I don’t write very often about current news events, including politics, mainly because I find that statement about them, like religion, tend to divide more than they tend to unite. I can find other things that are more worthy of nice debate than what’s going on at the center of governments, news, or church.

That said, I’m saddened to a degree concerning the “celebratory” aspects that we as a country are exhibiting over the death of Osama bin Laden.

Let me get this out of the way. I’m not “sad” he’s gone. The world is a better place without him. I won’t mourn his passing and I’m extremely proud of our men and women in uniform, in particular Navy Seal Team 6, for the manner in which they carried out their raid/mission. I’m not a radical Muslim apologist. I believe that what happend on 9/11 was an act of war and that the response from the USA has been appropriate, even if it’s a protracted battle.

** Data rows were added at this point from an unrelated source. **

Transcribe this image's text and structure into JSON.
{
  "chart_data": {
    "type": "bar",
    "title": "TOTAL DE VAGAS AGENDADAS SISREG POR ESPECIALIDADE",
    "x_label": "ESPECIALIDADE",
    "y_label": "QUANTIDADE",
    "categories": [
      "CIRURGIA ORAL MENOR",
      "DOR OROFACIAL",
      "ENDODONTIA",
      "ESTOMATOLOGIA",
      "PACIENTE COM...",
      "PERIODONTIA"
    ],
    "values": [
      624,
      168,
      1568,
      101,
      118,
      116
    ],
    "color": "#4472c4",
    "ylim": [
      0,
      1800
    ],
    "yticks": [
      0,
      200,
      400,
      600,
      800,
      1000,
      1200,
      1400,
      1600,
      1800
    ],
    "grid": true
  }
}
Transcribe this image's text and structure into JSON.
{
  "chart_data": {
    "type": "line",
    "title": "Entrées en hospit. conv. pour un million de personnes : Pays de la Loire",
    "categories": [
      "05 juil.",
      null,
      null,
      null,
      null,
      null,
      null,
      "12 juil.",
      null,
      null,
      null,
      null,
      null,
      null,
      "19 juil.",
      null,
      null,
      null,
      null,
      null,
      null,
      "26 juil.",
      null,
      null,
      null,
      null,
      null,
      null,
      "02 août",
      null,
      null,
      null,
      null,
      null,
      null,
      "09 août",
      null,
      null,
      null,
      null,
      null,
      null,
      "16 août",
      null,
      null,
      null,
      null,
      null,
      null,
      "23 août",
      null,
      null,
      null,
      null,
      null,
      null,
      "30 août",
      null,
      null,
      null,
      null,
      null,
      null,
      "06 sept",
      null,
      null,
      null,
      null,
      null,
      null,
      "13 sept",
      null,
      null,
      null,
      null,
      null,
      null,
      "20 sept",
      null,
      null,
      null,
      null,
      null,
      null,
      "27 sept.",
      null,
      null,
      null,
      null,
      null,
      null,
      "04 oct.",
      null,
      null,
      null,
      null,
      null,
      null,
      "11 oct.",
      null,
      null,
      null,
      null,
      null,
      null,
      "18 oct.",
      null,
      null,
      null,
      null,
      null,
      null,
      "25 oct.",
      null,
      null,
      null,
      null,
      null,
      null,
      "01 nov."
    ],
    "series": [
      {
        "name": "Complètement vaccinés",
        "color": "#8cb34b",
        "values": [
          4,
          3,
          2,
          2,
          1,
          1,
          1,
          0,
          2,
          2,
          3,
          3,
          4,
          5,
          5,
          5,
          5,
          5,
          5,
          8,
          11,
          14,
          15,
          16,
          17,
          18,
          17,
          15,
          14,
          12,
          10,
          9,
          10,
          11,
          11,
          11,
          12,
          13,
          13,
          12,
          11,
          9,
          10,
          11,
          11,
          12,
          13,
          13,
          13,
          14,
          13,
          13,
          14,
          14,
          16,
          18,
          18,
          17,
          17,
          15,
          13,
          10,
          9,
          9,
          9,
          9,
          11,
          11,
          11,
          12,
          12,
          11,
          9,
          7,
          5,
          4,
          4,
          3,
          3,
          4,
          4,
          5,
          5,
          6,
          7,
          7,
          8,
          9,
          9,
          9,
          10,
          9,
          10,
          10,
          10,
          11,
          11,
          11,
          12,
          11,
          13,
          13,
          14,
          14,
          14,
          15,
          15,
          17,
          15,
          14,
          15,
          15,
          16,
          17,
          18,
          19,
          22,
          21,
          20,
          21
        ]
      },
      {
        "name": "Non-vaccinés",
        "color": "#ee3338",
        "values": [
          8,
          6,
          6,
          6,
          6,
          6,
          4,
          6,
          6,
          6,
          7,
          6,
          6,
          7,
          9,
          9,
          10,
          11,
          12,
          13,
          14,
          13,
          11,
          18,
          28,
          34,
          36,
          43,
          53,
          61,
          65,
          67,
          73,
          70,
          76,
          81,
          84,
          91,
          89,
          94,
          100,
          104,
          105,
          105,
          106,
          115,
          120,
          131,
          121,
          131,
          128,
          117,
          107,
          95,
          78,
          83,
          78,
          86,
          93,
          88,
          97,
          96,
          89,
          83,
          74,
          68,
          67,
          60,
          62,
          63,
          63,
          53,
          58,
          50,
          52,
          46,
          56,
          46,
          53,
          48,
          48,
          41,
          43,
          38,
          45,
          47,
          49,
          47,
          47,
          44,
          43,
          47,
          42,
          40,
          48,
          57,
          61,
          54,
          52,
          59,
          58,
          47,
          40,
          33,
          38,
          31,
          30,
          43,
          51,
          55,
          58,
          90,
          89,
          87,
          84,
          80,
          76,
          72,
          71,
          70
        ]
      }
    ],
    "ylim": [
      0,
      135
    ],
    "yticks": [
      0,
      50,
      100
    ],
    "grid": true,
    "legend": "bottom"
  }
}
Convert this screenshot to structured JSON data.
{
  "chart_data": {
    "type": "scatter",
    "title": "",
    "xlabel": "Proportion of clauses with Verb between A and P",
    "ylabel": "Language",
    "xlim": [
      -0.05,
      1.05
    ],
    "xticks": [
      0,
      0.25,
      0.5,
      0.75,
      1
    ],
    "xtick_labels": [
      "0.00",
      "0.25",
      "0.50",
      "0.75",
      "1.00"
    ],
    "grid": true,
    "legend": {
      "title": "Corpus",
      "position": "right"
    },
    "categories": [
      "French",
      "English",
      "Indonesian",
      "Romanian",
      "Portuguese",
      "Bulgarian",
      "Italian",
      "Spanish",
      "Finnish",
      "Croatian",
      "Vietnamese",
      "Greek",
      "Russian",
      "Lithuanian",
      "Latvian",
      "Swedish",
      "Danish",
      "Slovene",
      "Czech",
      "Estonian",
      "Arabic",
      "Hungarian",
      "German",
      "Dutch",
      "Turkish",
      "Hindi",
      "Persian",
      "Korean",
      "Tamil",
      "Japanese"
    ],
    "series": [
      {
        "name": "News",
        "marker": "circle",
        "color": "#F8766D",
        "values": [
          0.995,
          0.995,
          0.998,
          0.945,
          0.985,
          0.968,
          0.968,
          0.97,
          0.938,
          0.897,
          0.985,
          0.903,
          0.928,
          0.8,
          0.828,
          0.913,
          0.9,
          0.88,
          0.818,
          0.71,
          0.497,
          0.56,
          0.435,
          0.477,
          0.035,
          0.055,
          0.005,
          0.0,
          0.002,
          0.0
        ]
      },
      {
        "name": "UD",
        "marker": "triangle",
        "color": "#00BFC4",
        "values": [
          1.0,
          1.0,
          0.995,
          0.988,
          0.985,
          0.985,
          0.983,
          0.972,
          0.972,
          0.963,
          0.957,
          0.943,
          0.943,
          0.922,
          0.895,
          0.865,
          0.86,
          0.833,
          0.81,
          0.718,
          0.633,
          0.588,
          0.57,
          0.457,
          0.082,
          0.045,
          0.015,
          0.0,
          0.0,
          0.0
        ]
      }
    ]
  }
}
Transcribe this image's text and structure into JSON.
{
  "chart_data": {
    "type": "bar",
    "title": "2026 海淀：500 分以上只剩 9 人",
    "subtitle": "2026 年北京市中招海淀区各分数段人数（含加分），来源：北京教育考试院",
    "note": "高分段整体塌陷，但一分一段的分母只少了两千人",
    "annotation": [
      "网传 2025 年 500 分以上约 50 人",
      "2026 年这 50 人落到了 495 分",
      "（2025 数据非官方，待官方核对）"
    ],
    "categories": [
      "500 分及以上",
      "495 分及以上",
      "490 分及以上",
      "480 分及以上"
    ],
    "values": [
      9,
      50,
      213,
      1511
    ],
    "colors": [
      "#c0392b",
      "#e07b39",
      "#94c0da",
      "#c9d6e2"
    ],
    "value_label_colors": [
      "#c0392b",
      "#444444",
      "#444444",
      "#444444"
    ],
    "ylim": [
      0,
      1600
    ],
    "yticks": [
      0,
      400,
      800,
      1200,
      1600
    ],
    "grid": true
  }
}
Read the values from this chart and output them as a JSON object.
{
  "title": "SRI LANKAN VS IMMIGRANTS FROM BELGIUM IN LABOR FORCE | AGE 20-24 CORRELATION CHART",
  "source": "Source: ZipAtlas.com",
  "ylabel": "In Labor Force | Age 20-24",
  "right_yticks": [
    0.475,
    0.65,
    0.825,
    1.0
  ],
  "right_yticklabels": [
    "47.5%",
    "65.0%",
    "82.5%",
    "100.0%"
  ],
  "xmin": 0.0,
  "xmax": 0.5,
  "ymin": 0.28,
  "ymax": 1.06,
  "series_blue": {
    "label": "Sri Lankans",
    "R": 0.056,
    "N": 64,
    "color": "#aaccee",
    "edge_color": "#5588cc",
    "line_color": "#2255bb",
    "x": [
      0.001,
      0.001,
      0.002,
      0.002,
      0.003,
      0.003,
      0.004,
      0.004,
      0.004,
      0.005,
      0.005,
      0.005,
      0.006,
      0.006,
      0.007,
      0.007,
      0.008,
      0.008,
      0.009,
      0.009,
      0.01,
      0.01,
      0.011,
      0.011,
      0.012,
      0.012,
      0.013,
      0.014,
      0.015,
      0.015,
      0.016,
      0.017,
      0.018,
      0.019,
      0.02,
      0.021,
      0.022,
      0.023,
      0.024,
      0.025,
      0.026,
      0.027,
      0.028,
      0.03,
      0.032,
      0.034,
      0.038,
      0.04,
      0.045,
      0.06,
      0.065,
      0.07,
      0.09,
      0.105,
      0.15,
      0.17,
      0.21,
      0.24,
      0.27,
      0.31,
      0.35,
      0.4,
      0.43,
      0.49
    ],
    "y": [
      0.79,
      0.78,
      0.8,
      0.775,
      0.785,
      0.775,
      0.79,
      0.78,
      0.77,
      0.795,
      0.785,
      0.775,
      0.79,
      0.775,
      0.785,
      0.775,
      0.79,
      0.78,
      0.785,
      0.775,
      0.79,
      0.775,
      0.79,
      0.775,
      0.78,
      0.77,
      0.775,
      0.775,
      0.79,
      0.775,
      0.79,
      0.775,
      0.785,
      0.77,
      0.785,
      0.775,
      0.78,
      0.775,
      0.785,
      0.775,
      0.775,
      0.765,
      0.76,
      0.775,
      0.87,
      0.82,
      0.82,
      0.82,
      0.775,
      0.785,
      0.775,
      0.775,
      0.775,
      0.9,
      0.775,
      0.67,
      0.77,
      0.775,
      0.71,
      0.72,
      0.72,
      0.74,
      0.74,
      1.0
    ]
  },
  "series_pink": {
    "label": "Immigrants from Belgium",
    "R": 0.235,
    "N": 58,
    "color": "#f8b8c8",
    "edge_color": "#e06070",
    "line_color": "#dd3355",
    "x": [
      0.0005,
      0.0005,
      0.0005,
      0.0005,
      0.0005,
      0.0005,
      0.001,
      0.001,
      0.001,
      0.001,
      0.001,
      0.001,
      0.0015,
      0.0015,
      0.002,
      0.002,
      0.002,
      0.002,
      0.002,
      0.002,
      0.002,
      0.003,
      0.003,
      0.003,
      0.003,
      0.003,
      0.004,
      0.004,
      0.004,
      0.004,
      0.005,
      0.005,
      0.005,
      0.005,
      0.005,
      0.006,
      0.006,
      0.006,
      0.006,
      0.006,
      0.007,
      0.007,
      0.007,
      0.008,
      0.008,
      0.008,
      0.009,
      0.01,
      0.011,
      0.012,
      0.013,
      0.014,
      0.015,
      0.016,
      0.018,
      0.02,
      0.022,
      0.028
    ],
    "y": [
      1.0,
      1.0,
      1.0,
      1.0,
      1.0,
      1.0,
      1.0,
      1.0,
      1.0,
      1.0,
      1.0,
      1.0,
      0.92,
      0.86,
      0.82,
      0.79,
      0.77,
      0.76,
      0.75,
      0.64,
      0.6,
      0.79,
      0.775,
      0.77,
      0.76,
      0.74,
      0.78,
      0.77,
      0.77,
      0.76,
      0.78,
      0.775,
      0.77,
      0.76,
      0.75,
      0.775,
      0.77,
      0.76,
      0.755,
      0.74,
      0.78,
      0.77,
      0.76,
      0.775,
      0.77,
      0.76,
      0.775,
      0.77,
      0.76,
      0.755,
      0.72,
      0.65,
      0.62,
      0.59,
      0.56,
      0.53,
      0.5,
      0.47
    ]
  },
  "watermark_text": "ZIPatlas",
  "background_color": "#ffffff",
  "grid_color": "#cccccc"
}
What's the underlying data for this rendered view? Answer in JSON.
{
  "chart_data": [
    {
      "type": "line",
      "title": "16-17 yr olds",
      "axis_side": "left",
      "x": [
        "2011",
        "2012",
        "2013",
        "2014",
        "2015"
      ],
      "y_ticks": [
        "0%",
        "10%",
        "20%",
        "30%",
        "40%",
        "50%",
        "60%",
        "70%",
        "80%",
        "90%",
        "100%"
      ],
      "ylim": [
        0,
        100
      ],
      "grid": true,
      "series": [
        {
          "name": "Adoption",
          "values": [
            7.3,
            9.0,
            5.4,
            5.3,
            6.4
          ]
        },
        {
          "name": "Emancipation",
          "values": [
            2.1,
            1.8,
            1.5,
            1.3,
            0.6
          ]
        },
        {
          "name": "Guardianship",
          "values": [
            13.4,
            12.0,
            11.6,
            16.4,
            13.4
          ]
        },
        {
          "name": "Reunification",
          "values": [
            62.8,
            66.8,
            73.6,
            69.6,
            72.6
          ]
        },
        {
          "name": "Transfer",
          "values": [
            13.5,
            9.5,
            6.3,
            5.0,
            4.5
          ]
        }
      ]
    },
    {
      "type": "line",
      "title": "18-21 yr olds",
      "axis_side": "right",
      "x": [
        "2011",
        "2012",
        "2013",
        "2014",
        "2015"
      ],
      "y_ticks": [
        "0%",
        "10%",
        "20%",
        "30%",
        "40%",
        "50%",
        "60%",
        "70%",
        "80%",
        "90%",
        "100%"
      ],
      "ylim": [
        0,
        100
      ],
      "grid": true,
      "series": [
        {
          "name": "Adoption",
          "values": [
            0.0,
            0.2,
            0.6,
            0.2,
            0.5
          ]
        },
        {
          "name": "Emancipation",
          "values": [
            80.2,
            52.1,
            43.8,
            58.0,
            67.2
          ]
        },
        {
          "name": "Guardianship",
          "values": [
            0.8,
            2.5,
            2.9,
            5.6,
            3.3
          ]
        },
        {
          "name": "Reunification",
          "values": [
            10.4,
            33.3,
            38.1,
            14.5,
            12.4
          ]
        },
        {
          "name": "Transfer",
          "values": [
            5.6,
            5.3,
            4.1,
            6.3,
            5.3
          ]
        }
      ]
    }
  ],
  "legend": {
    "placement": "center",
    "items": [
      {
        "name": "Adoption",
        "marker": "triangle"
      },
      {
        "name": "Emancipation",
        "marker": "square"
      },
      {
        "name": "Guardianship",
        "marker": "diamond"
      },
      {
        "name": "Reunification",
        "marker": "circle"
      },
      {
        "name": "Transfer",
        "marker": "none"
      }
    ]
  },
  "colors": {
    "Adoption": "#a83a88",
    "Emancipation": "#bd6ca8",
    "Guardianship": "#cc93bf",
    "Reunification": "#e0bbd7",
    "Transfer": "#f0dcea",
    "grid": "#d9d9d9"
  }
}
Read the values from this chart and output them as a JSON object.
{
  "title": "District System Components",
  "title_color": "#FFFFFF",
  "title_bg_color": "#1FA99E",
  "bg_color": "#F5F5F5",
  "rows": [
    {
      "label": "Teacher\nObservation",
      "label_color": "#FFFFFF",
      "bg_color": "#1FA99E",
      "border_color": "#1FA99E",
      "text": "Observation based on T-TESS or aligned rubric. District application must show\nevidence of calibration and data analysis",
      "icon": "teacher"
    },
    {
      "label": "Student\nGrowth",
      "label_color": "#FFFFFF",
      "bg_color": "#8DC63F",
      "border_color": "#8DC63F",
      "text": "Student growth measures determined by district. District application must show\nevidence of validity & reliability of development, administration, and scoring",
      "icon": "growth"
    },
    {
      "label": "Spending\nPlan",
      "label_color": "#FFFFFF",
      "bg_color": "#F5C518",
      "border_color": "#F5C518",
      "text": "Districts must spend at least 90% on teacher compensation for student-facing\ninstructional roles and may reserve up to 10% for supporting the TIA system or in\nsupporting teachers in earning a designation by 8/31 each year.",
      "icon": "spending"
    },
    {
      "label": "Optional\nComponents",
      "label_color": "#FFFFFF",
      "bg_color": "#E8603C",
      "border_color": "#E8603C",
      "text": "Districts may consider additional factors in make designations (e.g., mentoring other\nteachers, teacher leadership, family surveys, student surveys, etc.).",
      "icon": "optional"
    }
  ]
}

What I find disheartening is the public euphoria over his death. If I didn’t know any better I’d swear that the cheering throngs outside the White House and other places were radicals celebrating a successful terrorist attack. Are we not better than that? Do we seriously delight in celebrating the death of one man? Isn’t that something we deplore about Muslim radicals? And yet here we are acting in the same manner.

I won’t say “shame on us” since I too feel a sense of closure that he’s gone. What I will say is that I’m disappointed that we as a great nation find it acceptable to publically revel in the death of a man. I thought we as a people, as a nation, would be above this type of theatrical reaction. Stoicism was what I hoped for instead of the resulting carnival.